The FAA was taken aback by the almost universal condemnation of its proposed rule to implement the automatic dependent surveillance-broadcast (ADS-B) system earlier this year. So the FAA asked the industry to come together in an ADS-B “aviation rulemaking committee” (ADS-B ARC) to resolve concerns and make recommendations to the agency on rule changes.
“The stakes are huge for general aviation,” said Randy Kenagy, AOPA’s government affairs chief of staff and one of two GA representatives on the ADS-B ARC. “As the FAA’s proposal is currently written, there could be as much as a $3.5 billion impact on GA.”
That’s why AOPA is arguing in the ADS-B ARC meetings that began this week that GA should either be exempt from the mandate that all aircraft equip with ADS-B by 2020, or that the FAA’s implementation plan be reconfigured to provide robust benefits to GA pilots.

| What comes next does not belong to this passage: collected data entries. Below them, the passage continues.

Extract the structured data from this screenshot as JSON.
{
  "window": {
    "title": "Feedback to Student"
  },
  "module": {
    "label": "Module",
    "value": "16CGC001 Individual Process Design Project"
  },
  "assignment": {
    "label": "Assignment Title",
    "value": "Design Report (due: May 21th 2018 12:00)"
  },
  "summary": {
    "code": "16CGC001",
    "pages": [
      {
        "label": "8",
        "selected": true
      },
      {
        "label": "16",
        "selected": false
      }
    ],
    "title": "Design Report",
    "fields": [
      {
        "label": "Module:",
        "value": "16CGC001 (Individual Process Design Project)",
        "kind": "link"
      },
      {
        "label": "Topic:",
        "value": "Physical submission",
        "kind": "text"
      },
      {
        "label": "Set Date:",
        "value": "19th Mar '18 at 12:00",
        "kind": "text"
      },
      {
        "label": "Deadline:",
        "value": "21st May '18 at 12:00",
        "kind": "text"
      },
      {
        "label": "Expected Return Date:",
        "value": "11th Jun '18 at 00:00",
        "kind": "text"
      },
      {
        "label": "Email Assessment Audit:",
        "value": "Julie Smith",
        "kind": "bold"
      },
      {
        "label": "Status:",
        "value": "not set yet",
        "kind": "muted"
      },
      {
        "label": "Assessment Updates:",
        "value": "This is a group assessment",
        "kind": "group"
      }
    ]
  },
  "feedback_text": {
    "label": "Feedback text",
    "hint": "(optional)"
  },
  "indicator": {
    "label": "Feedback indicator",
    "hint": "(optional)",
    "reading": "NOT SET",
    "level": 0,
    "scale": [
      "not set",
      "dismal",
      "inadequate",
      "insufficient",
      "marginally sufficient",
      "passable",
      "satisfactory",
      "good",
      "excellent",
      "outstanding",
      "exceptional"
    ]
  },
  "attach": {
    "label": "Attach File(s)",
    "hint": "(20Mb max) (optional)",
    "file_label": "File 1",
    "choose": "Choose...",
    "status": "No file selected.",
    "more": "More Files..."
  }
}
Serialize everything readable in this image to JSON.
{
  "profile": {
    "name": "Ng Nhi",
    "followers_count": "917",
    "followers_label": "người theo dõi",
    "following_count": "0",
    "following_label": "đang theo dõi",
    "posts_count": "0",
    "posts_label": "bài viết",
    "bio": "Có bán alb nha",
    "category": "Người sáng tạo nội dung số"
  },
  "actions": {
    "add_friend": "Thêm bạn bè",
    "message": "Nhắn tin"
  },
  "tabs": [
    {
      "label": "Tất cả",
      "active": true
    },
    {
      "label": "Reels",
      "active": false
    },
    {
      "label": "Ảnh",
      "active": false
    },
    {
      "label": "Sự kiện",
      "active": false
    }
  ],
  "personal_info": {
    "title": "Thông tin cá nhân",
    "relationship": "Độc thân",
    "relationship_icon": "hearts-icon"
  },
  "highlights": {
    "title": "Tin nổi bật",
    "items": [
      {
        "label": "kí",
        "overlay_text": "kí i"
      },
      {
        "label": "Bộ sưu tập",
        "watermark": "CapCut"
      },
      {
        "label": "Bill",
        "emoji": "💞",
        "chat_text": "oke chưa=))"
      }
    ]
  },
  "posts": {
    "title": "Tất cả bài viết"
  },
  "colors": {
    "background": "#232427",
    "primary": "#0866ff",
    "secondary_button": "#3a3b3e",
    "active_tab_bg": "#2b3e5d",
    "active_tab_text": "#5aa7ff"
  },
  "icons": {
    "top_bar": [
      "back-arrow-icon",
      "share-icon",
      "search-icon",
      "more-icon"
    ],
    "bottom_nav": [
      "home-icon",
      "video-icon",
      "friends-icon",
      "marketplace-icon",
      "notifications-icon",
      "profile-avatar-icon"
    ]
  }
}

As it stands now, GA pilots would have to install ADS-B to get no more guaranteed utility than what they get currently from their transponder—which they would also have to keep in their aircraft. “ADS-B technology could significantly improve safety, as has been demonstrated in Alaska and here at AOPA headquarters,” said Kenagy. “But without changes to the implementation rule, we won’t get those benefits.
“AOPA will push hard to make ADS-B benefits widely available, at the lowest cost,” Kenagy said.
The ADS-B ARC includes some 15 representatives from airspace users, avionics and airframe manufacturers, airlines, and the government. AOPA and the National Business Aviation Association represent GA on the committee.